Despite issuing the ruling alongside the court’s conservative judges, Sam Feldman, a senior staff attorney with Appellate Advocates, said Wilson’s ruling is decidedly a liberal one.
“On the one hand, the decision does favor police and prosecutors, in that it allows them to use this tool,” Feldman told the Eagle. “But the actual legal issue here is really about the scope of a legislative delegation to an agency and whether that was permissible.”
“It has broader implications for the administrative state, which is something liberal judges tend to be in favor of – allowing a lot of delegation of rulemaking authority from legislatures to agencies and those agencies being able to exercise that authority,” Feldman added. “Whereas conservatives are much more, in general, skeptical of unelected agencies that are exercising an authority that looks kind of legislative.”

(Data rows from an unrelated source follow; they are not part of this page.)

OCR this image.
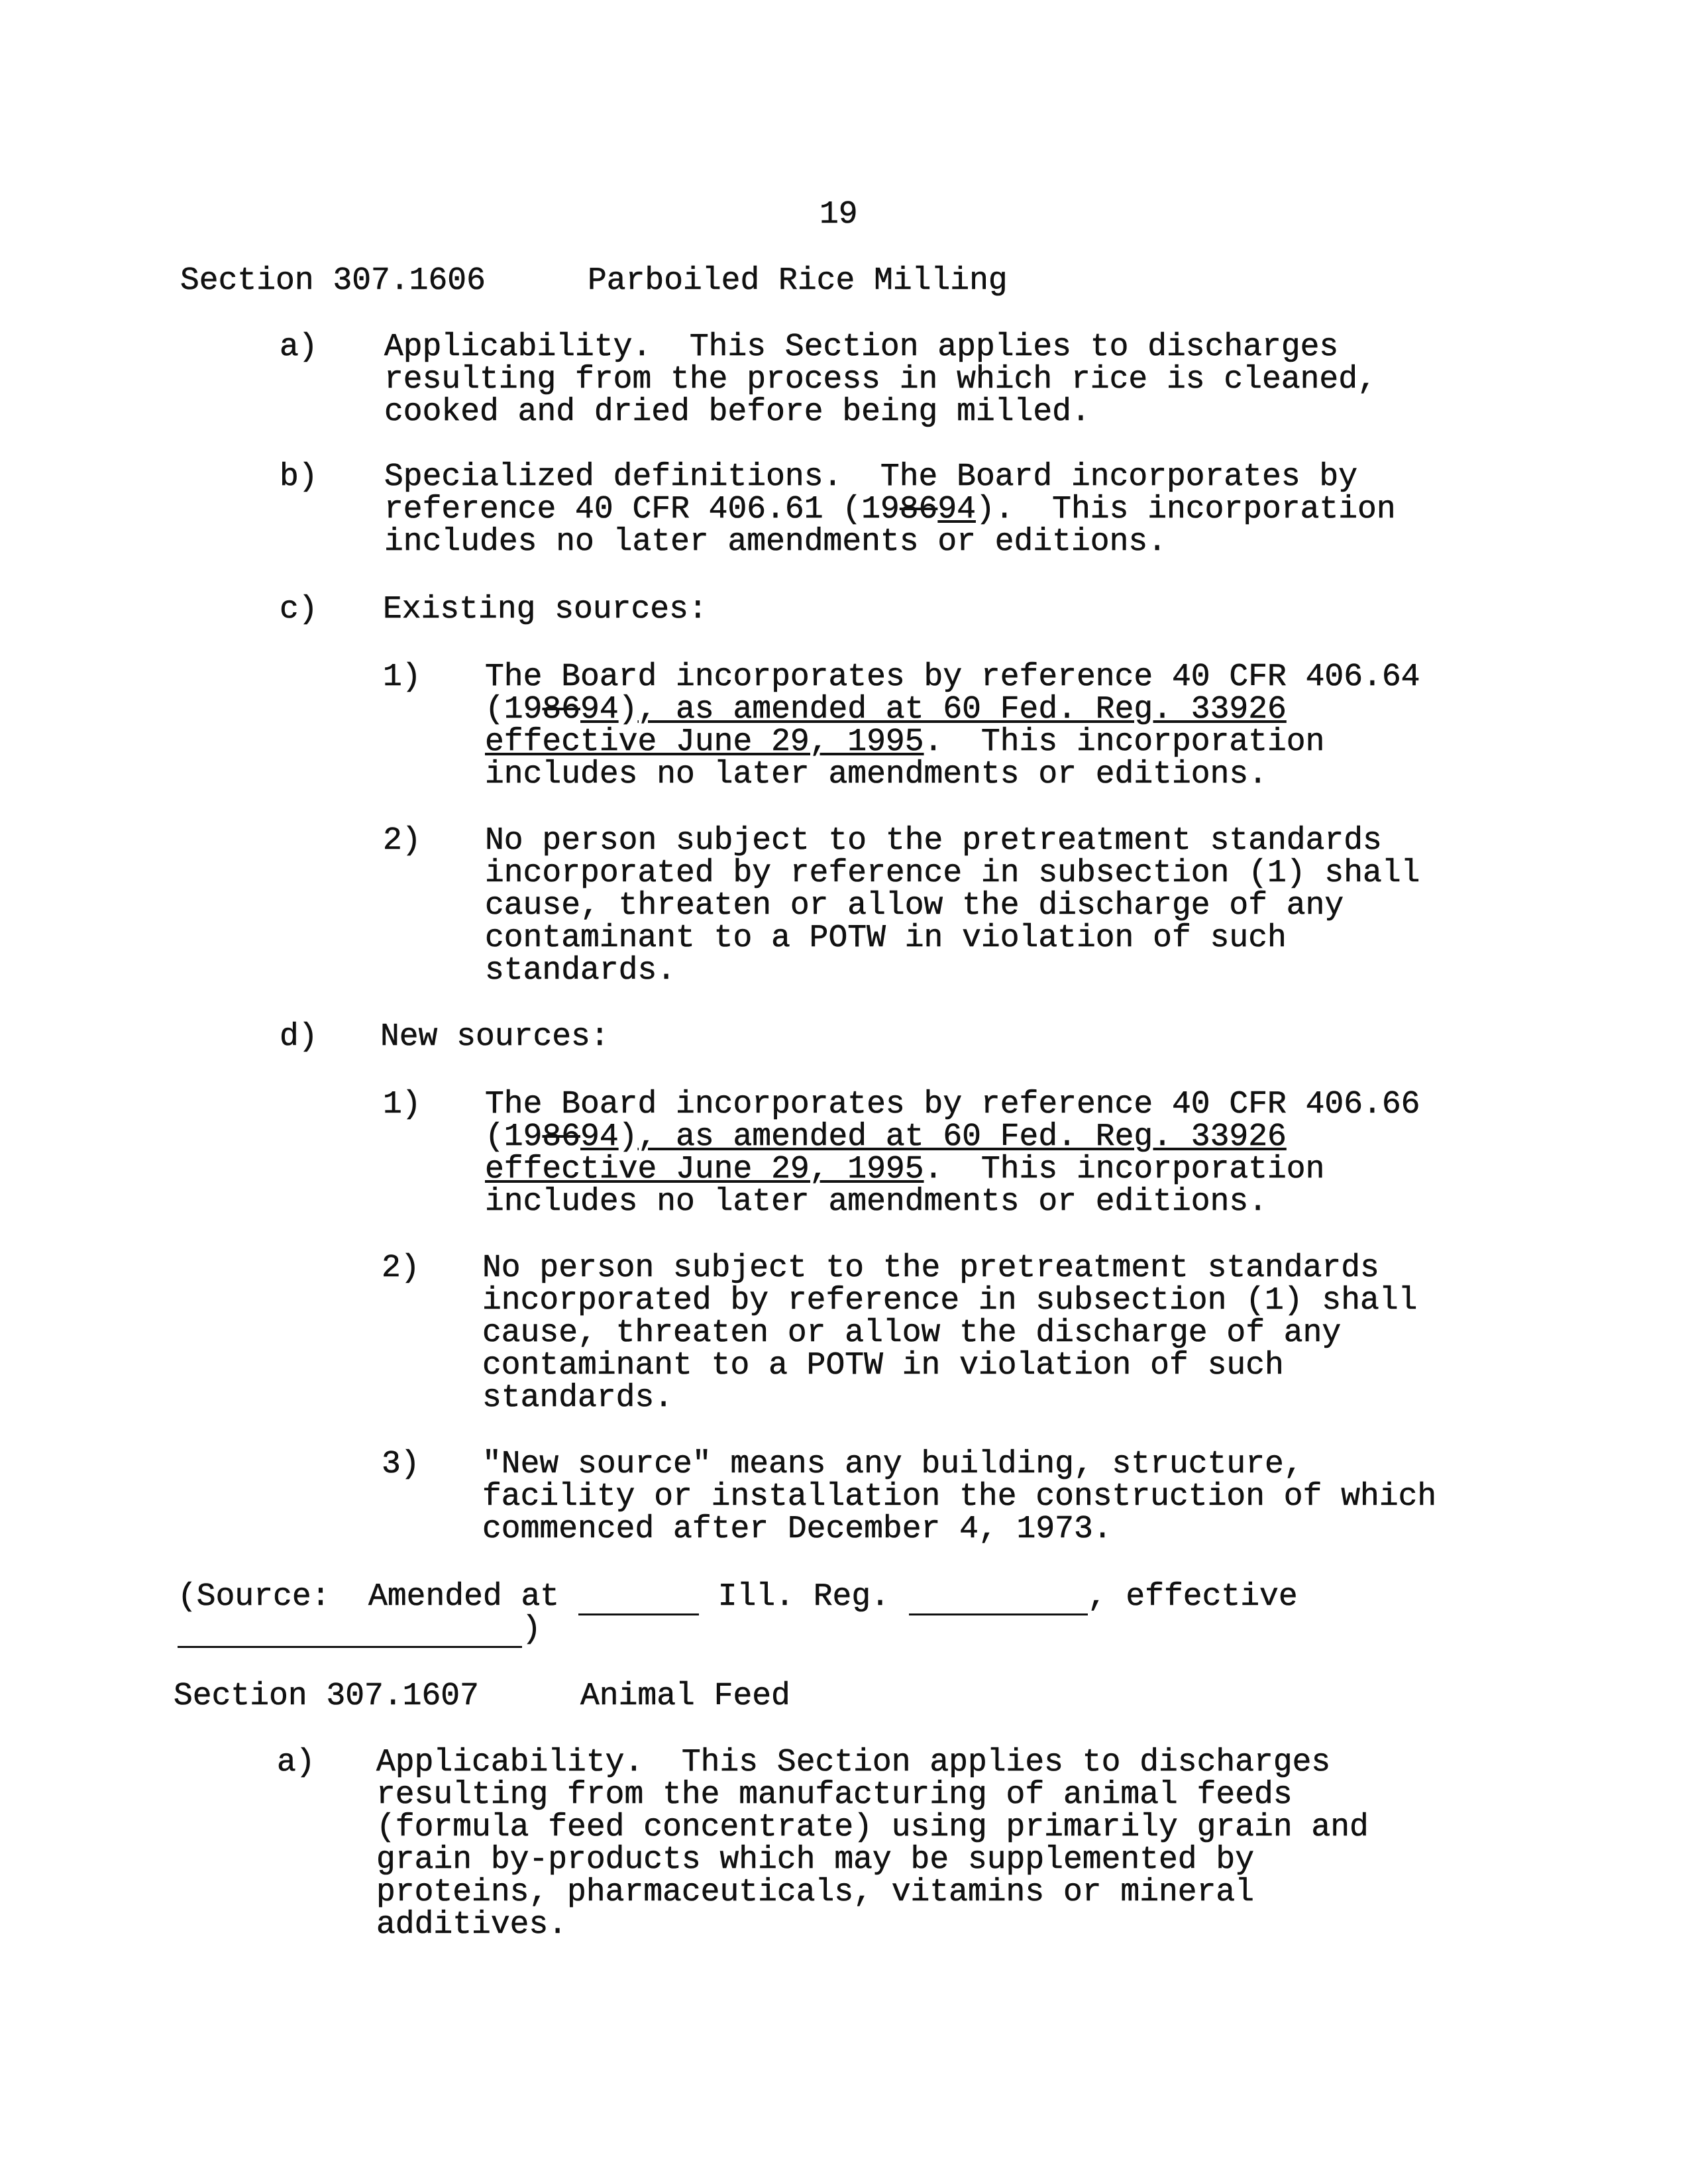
19
Section 307.1606	Parboiled Rice Milling
a) Applicability.  This Section applies to discharges
resulting from the process in which rice is cleaned,
cooked and dried before being milled.
b) Specialized definitions.  The Board incorporates by
reference 40 CFR 406.61 (198694).  This incorporation
includes no later amendments or editions.
c) Existing sources:
1) The Board incorporates by reference 40 CFR 406.64
(198694), as amended at 60 Fed. Reg. 33926
effective June 29, 1995.  This incorporation
includes no later amendments or editions.
2) No person subject to the pretreatment standards
incorporated by reference in subsection (1) shall
cause, threaten or allow the discharge of any
contaminant to a POTW in violation of such
standards.
d) New sources:
1) The Board incorporates by reference 40 CFR 406.66
(198694), as amended at 60 Fed. Reg. 33926
effective June 29, 1995.  This incorporation
includes no later amendments or editions.
2) No person subject to the pretreatment standards
incorporated by reference in subsection (1) shall
cause, threaten or allow the discharge of any
contaminant to a POTW in violation of such
standards.
3) "New source" means any building, structure,
facility or installation the construction of which
commenced after December 4, 1973.
(Source:  Amended at	Ill. Reg.	, effective
)
Section 307.1607	Animal Feed
a) Applicability.  This Section applies to discharges
resulting from the manufacturing of animal feeds
(formula feed concentrate) using primarily grain and
grain by-products which may be supplemented by
proteins, pharmaceuticals, vitamins or mineral
additives.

However, the reasons for Singas, Cannataro and Garcia’s inclusion on the majority opinion may still differ from Wilson’s, Feldman said.
“I think familial DNA testing is a tool that many conservative judges would not like the idea of taking away from law enforcement,” Feldman said. “That outcome would be unpalatable to some judges, enough that they might be willing to sign onto an opinion that upholds that grant of authority, even if, in other contexts, they might be suspicious of those kinds of grants of legislative authority.”
While the ruling allows for law enforcement to continue using familial DNA searches, Feldman said he believes the larger implications of the ruling will apply to cases that may not have anything to do with DNA or criminal law.
In Wilson’s ruling, the chief judge said that Boreali v Axelrod, the leading case used to assess whether an agency is exercising too much power, did not apply to the commission’s rule change.
“That is probably going to be significant in future cases that are challenging agency actions as having gone too far,” Feldman said. “Now, it seems like Boreali is not necessarily the test to apply, which means that it could be much easier for government agencies in New York to regulate.”